The scan started two days ago, and it’s now 32% of the way there. Yes, I have a lot of photos. I have restricted to photos in the My Pictures folder for the present, which it says contains about 14,000 photos.

Despite the slowness of it, and the fact that it uses up to half my CPU continuously, I will let it finish. I really like it. I am amazed at how it recognises faces, and find it much more useful than I expected to.

It works like this.
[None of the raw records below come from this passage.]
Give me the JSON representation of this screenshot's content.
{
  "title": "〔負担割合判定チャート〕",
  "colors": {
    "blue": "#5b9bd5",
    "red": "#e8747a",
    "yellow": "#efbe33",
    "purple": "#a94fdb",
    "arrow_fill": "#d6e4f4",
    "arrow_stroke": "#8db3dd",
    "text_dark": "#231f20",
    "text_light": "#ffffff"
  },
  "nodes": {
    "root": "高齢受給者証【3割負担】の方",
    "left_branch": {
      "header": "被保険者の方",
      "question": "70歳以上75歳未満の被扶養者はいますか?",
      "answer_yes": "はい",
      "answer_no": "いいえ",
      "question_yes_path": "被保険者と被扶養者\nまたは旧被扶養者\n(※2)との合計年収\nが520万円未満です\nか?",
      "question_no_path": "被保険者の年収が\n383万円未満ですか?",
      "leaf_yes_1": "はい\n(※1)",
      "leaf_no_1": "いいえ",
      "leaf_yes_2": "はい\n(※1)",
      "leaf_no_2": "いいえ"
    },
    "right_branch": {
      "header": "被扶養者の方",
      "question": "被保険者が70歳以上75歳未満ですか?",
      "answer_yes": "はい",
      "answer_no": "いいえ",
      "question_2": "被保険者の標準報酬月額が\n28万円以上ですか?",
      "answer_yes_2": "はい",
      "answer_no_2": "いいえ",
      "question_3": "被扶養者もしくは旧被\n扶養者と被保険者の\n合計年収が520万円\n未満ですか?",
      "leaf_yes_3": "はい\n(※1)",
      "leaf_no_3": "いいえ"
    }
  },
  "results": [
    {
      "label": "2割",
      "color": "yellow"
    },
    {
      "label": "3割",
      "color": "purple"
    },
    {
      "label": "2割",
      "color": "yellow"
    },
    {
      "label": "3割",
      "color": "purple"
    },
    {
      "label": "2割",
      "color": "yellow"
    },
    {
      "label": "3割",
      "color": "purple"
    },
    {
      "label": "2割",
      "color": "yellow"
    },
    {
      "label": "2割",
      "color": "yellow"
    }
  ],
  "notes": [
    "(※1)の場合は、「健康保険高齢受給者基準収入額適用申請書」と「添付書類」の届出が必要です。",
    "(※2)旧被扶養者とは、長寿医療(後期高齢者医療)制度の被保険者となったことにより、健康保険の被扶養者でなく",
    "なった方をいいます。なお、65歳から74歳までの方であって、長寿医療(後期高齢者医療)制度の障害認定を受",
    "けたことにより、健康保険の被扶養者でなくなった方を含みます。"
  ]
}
It goes through all my folders of photos that you see on the left, looking for faces.

Picasa faces

When it finds one it draws a box around it and asks you who it is. If it thinks it knows it makes a suggestion for you to confirm. Simple!

Picasa bunnies

Out of all the lions in this photo it picked out my niece, Madeleine [sorry Mad]. If I want to ignore the others in the photo I can click on the X.

Eventually, it has a list of people and shows you the thumbnails of the person from each photo in which he/she appears. If it has made a guess then it asks you to confirm. Here you can see some suggestions it has made about photos of me:

Picasa confirm my face

They are all me! I can click on the green tick for each one, or remove the ones that aren’t me and then click on ‘confirm all’.

Where it gets tedious is when it doesn’t recognise what it sees as a face, because it’s tilted at an angle or half in the shade. You can manually draw a box around the face and name it just the same. It also has trouble with fuzzy old black and white photos, although not as much trouble as I feared.

Where it gets interesting is not where the suggestions it makes are correct, but are nearly correct. It chooses siblings or direct ancestors such as parents or grandparents.

Actually, I don’t know whether it’s just going for the law of averages. When it identifies a photo of my grandmother as being me it is very interesting try to work out why. Sometimes it’s a face at a similar angle and lighting to another photo, but sometimes it must be facial similarities.

Try it out for yourself! I’ll let you know when it is finished. It seems to be speeding up, but it will still be some days away.